This Lent has been one of identification with struggle. The sleepless night in the garden has resonated with me during my sleepless nights of asking God for a lessening of my worry and fear. It has been significant to me that Jesus maintained his resolve in spite of no release from the task ahead of him. My tasks are not as great as His. But I am glad that the Bible included the story of that sleeplessness. It let me off the hook a bit from my guilt at being unable to feel peace, and to rejoice always.

The thing is, there IS new life. It IS with us right now, right here. Even when I'm having a low day, God is still good all the time. David had bad days. Elijah had bad days. Even Jesus had bad days. And Easter is here bringing new life to us somehow even in the midst of those days.

I keep a tiny gratitude book. In it I write down things I love, things that touch my heart, people who bless me.

It's a good book to read on hard days. So many of these things are given by God. The amazing song of a cardinal. Sunflowers. The feel of new grass on my bare feet. The smell of fresh warm bread. The way people engage with a baby. Chocolate. The light of a nearly full moon on a snow covered yard. My family. My small group. Luke's head on my shoulder while we read stories. Aaron's belly laugh. Charlie's happy dance. Too many things to list.

Remembering gratitude is a good way to remember the new life, even when I'm struggling to feel it.

And there is so much of you in that little book.

I need you. Being with you is one of the ways I can remember who God is and what God is doing. There are so many things I'm grateful for here. Sometimes just getting into the sanctuary and hearing the music is enough to release all the pent up tension inside me. Seeing the smiles and greetings as I enter and find a seat.

When Anita asked me about new life, my first thought was memory from fall, when Andrea asked the fifth grade girls to help lead a song in church. She gave the girls long white ribbons that floated through the air as they did the motions for 'Holy Holy Holy Lord'. I thought it would be fun to have Andrea lead that song again when I shared. I never got around to asking, but God took care of it.

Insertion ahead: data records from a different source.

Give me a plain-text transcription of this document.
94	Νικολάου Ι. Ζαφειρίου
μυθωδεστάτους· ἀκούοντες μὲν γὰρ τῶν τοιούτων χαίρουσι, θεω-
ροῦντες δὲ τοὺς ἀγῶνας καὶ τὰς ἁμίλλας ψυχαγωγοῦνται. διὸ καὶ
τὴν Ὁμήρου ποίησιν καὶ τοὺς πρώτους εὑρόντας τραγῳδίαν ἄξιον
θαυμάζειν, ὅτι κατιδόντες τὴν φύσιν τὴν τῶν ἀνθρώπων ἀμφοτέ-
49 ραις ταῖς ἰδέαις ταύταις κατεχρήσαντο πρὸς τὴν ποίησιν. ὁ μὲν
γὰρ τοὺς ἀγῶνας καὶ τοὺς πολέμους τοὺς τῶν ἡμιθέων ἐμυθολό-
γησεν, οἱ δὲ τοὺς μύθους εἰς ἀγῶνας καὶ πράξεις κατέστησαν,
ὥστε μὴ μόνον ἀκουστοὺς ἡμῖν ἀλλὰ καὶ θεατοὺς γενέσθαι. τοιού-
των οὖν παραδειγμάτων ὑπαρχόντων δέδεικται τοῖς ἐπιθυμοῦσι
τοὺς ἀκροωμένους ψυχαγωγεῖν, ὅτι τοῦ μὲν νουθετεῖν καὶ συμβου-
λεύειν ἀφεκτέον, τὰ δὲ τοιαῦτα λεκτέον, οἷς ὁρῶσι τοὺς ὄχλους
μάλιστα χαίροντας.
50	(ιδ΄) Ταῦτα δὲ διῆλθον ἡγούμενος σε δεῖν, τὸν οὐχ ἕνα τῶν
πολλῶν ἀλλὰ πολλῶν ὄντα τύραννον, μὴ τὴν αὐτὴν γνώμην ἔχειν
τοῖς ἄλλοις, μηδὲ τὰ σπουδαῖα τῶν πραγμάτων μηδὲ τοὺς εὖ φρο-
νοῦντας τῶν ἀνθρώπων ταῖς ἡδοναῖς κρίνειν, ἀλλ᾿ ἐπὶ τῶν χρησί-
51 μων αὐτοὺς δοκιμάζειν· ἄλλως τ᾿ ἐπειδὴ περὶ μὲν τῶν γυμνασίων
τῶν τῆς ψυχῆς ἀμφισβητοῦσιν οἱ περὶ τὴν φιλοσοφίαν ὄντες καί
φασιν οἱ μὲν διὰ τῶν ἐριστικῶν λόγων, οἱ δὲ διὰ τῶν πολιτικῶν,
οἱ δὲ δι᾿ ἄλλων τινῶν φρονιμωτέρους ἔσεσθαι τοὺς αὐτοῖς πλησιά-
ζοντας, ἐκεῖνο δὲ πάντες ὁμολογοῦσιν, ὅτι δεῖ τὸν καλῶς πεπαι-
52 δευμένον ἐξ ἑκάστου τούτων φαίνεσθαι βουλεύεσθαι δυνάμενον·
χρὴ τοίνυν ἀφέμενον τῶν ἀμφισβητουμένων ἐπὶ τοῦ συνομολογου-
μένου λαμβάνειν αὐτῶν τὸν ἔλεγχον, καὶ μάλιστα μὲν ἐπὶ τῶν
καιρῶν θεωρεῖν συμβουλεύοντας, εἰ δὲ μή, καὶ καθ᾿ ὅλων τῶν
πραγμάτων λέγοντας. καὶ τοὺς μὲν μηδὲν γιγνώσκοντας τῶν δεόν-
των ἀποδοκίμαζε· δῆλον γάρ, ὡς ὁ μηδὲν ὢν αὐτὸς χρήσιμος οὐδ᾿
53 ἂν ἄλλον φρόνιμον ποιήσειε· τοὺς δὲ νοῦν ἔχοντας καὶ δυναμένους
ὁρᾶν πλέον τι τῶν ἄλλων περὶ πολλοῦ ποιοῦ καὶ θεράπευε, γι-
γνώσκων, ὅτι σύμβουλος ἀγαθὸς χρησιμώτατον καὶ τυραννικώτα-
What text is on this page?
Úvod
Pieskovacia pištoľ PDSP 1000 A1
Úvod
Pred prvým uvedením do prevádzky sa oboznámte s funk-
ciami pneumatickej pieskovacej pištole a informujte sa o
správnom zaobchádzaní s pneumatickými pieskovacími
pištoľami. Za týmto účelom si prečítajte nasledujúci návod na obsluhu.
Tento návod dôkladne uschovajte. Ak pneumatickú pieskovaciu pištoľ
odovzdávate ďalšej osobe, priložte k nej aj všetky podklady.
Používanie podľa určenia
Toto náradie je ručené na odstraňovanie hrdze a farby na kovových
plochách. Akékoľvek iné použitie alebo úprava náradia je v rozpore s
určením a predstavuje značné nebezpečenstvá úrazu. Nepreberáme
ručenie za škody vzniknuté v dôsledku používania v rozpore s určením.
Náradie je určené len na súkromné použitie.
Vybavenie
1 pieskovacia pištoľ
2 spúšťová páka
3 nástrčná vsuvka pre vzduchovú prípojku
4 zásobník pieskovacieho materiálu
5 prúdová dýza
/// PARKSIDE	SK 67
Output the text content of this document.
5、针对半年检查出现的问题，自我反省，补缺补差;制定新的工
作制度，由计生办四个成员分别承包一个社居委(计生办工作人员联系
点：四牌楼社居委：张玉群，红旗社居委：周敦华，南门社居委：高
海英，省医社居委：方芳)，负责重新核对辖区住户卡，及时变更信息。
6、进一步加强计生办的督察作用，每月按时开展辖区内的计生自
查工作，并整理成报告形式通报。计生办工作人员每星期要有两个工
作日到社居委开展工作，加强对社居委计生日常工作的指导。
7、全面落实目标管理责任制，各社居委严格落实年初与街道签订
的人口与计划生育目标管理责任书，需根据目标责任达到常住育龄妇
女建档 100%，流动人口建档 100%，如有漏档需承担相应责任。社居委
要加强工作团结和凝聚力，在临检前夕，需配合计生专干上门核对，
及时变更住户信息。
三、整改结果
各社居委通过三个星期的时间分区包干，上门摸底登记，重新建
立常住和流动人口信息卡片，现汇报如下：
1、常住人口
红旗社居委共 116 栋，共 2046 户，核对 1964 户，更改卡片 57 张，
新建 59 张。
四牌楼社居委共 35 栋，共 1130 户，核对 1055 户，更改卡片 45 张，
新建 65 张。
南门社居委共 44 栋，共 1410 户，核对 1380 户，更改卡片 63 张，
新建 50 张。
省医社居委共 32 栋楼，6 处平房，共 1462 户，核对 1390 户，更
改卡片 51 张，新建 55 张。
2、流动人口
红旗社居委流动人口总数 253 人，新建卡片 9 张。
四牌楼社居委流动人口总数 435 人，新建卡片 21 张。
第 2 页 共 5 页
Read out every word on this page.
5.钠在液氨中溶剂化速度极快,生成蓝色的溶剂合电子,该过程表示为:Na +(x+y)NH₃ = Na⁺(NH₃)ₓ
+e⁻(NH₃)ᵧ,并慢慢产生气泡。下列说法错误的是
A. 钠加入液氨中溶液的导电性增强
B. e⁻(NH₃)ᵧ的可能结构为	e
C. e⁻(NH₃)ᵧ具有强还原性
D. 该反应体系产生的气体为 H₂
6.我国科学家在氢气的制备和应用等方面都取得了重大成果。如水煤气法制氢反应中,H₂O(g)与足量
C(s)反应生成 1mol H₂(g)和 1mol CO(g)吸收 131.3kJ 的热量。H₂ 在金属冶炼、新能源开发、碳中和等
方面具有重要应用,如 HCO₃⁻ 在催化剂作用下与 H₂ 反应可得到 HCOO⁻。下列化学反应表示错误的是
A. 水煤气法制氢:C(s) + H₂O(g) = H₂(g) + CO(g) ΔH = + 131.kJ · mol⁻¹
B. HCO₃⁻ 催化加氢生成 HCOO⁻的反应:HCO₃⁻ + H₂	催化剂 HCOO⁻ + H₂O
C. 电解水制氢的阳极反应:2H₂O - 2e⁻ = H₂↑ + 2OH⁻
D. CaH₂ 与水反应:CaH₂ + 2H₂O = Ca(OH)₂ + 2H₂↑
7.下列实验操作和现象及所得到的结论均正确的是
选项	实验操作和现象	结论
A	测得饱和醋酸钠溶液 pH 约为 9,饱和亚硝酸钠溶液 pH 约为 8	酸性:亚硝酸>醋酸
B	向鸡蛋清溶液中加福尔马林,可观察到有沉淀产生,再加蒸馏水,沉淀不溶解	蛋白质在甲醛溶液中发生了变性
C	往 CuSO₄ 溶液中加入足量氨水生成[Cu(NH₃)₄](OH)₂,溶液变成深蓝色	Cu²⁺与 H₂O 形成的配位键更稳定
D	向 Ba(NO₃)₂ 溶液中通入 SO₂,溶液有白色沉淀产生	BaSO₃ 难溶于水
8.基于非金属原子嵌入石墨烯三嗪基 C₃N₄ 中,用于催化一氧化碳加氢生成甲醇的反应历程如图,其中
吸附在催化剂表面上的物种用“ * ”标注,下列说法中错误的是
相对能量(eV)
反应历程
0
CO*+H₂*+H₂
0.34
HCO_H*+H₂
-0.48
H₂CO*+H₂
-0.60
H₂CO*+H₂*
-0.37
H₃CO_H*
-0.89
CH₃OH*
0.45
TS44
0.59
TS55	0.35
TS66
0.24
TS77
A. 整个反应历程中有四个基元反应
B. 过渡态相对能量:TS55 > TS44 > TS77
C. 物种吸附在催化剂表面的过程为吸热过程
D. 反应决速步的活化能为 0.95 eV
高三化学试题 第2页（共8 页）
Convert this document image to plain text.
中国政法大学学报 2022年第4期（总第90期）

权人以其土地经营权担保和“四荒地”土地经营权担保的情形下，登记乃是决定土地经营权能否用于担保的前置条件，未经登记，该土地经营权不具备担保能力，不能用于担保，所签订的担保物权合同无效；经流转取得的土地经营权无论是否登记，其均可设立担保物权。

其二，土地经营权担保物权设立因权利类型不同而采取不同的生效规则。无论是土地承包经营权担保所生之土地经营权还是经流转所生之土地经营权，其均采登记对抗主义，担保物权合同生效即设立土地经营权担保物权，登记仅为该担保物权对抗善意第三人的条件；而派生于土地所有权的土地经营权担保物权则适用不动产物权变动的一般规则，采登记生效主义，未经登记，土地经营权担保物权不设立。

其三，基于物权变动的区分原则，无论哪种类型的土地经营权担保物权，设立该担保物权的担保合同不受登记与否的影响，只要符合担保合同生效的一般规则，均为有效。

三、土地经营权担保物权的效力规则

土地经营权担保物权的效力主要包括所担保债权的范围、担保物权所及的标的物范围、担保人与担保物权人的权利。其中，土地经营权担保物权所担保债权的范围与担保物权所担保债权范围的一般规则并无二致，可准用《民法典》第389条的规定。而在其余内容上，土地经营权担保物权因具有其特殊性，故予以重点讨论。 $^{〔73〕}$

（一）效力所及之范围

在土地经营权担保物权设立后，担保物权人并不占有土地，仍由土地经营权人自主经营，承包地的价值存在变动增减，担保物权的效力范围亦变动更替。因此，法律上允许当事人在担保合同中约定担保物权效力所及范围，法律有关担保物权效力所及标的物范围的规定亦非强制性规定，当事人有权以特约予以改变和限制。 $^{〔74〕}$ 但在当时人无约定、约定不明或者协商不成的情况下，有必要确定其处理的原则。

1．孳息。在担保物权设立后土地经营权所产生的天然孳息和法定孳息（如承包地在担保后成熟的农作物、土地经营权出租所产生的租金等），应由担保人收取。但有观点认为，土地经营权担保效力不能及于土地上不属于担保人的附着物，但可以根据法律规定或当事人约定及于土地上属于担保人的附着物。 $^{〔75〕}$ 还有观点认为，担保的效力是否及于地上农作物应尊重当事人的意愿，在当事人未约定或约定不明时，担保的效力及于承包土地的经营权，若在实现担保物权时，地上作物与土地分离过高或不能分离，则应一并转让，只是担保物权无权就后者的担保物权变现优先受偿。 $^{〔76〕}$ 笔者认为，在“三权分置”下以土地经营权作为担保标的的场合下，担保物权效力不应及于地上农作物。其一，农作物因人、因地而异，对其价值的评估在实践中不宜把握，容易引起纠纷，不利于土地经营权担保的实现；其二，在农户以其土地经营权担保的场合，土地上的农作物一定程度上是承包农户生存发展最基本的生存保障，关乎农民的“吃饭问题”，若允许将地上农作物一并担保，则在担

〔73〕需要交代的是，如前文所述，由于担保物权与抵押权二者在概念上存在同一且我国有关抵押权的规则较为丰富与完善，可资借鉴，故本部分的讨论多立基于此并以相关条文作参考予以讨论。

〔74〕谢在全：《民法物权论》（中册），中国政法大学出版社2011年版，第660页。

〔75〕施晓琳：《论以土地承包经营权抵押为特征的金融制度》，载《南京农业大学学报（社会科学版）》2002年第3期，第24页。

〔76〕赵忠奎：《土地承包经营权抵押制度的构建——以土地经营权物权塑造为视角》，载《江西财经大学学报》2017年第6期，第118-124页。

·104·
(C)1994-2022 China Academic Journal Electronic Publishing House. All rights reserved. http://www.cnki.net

Last Sunday, the fifth graders helped Andrea lead all the children in that same song with all their palm branches held high and waving with the motions of the song. It was an affirmation of God's grace to me.

Another story...A week before Palm Sunday, I'd spent a lot of Saturday night awake. I got up Sunday morning with my stomach knotted up, unable to eat breakfast. It was my morning to teach and I wondered whether I should call a sub. But I remembered that teaching usually helps.

So I went to my class. We opened our Bibles to the story of Jesus and the rich young ruler. As we read together, the fifth graders started to talk about the things they noticed in the story. They noticed how Jesus had compassion for this young man who walked away. They discussed why it might be hard for a rich person like us to enter the kingdom...about attitudes that we who are rich might have that make it hard to trust God. They remembered the widow giving all she had. As we talked, my worries faded and my stomach ache disappeared. By the time class was over, I was full of gratitude for the way God teaches me through these children. New life.

One more story. Chuck and I attend Casa Betania whenever we can. My Spanish is lousy, but I take my dictionary and my bilingual translation of the Bible and I make out OK. I'm blessed by this church. On that particular Sunday, Jaime was preaching on the greatest commandments. As he warmed into his topic I heard again and again, “Quien es tu proximo?” Who is your neighbor? I would catch words and knew he was asking about people in our families, at our workplaces, who might need a neighbor. Finally someone in the group interrupted him, saying how hard this teaching is, how hard it was to offer love, to be a neighbor, to someone who was difficult in that person's life. Immediately the sermon became a dialogue of encouragement, not only between Jaime and this person, but also others joined in. The worship time ended with a spontaneous circle of prayer, not only for this person, but also for others who struggled to love the neighbors God had placed in their lives. New life in the midst of struggle.

New life is not only for the good days. Even Paul claimed not to have attained it. Philippians 3:13-14 from The Message reads like this:

I’m not saying that I have this all together, that I have it made. But I am well on my way, reaching out for Christ, who has so wondrously reached out for me. Friends, don’t get me wrong: By no means do I count myself an expert in all of this, but I’ve got my eye on the goal, where God is beckoning us onward—to Jesus. I’m off and running, and I’m not turning back.

I found the same sentiments in the words of Martin Luther, which I have copied and placed around my home.

This life, therefore, is not godliness but the process of becoming godly,
not health but getting well,
not being but becoming
not rest but exercise.
We are not now what we shall be,
but we are on the way.
The process is not finished,
But it is actively going on.
This is not the goal, but it is the right road.
At present, everything does not gleam and sparkle,
But everything is being cleansed.

It is here, where I am with you, who are also maybe not yet reaching the goal, but are actively seeking and finding the right roads...it is here that I so often find new life.